Ashizawa Tatsuto, Okada Ryosuke, Suzuki Yoshiaki, Takagi Makoto, Yamazaki Tatsuyuki, Sumi Tetsuo, Aoki Toshiaki, Ohnuma Shinobu, Aoki Tatsuya
Department of Digestive Tract Surgery, Hachioji Medical Center of Tokyo Medical University, Tate-machi, Hachioji, Tokyo 193-0998, Japan.
Gastric Cancer. 2005;8(2):124-31. doi: 10.1007/s10120-005-0315-x.
It is becoming clear that various cytokines are associated with the spread of cancer cells. The purpose of this study was to compare interleukin (IL)-6 levels in patients with gastric cancer to elucidate the role of IL-6 in predicting the spread of tumors.
In 60 patients, we assessed the correlation of serum IL-6 (pg/ml) with stage, histological findings, hepatic metastasis, and related factors (hepatocyte growth factor [HGF], IL-1beta, tumor necrosis factor [TNF]-alpha, and transforming growth factor [TGF]-beta1). We also investigated the diagnostic significance of the IL-6 level for advanced gastric cancer and lymph node metastasis, as well as the association between IL-6 elevation and outcome. Finally, we examined the expression of IL-6 in tumor tissue.
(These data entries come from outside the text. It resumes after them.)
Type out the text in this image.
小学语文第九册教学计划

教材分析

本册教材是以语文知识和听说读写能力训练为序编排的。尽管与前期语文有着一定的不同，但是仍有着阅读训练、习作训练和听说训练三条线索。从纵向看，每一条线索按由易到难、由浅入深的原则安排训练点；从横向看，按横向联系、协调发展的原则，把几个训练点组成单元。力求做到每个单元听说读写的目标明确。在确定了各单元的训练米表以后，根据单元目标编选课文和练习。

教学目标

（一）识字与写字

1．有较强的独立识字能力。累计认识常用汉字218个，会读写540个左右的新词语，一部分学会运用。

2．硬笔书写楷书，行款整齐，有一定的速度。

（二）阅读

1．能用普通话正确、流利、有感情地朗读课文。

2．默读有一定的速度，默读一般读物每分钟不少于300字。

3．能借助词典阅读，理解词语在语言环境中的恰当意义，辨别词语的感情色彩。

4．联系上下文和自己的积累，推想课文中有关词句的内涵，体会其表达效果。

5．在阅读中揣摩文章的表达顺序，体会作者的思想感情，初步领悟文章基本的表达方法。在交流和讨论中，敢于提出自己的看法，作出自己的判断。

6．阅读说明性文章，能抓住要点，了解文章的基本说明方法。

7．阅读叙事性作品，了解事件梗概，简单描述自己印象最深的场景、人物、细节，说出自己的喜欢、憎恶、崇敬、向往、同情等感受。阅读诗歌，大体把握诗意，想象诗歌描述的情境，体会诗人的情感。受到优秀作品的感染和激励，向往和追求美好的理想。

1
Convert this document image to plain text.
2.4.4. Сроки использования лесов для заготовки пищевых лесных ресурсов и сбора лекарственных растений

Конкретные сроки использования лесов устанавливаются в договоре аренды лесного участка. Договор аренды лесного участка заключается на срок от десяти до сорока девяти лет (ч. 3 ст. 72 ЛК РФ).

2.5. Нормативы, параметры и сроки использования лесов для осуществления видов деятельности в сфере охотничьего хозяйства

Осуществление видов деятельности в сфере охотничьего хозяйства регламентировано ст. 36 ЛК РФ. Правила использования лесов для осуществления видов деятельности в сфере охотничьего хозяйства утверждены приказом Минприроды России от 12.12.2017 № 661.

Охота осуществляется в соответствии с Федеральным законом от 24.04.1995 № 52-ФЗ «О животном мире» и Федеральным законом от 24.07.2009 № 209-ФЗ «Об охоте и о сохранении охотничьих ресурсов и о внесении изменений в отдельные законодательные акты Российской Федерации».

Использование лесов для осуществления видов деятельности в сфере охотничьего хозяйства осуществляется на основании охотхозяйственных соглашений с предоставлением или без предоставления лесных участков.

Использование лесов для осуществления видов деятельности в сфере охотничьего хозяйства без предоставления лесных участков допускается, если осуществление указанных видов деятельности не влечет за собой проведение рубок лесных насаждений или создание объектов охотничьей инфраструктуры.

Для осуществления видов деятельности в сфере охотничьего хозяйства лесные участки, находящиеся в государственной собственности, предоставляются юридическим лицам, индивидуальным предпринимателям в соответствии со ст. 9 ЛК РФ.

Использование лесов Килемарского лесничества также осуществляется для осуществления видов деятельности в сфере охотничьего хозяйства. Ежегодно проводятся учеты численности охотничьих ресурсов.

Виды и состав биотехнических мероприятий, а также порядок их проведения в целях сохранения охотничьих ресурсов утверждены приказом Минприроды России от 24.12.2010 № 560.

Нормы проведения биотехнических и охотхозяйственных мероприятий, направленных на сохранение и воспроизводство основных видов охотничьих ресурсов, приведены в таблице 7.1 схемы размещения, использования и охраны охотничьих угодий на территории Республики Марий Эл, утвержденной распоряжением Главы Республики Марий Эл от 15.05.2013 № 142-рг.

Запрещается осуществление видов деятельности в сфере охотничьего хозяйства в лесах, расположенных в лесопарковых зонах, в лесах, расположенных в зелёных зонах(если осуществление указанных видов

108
Significant relationships were seen between serum IL-6 and stage, depth of tumor invasion (pT), lymphatic invasion (ly), venons invasion (v)*, lymph node metastasis (pN), hepatic metastasis (cH), and HGF (P < 0.01; *P < 0.05). With regard to the diagnostic significance of the IL-6 level for advanced gastric cancer and lymph node metastasis, when the cutoff value of IL-6 was set at 1.97 pg/ml, the sensitivity was 81.8% and 87.5%; specificity was 66.7% and 58.3%; and accuracy was 77.1% and 72.9%, respectively. The 1- and 3-year cumulative survival rates for patients with an IL-6 value of more than 1.97 pg/ml (69.0% and 43.4%, respectively) were significantly lower than those for patients with an IL-6 value of 1.97 pg/ml or less (94.4% and 87.2%, respectively; P < 0.05). Immunohistochemical staining was positive for IL-6 in the cytoplasm of cancer cells.
We suspect that IL-6 is involved in cancer invasion and lymph node and/or hepatic metastasis. Our results indicate that IL-6 could be used as a prognostic factor for survival.
越来越清楚的是,多种细胞因子与癌细胞的扩散有关。本研究的目的是比较胃癌患者的白细胞介素(IL)-6水平,以阐明IL-6在预测肿瘤扩散中的作用。
在60例患者中,我们评估了血清IL-6(pg/ml)与分期、组织学结果、肝转移及相关因子(肝细胞生长因子[HGF]、IL-1β、肿瘤坏死因子[TNF]-α和转化生长因子[TGF]-β1)之间的相关性。我们还研究了IL-6水平对进展期胃癌和淋巴结转移的诊断意义,以及IL-6升高与预后的关系。最后,我们检测了肿瘤组织中IL-6的表达。
血清IL-6与分期、肿瘤浸润深度(pT)、淋巴浸润(ly)、静脉浸润(v)*、淋巴结转移(pN)、肝转移(cH)和HGF之间存在显著相关性(P < 0.01;*P < 0.05)。关于IL-6水平对进展期胃癌和淋巴结转移的诊断意义,当IL-6的临界值设定为1.97 pg/ml时,敏感性分别为81.8%和87.5%;特异性分别为66.7%和58.3%;准确性分别为77.1%和72.9%。IL-6值大于1.97 pg/ml的患者1年和3年累积生存率(分别为69.0%和43.4%)显著低于IL-6值小于或等于1.97 pg/ml的患者(分别为94.4%和87.2%;P < 0.05)。免疫组织化学染色显示癌细胞胞质中IL-6呈阳性。
我们怀疑IL-6参与了癌症侵袭以及淋巴结和/或肝转移。我们的结果表明,IL-6可作为生存的预后因素。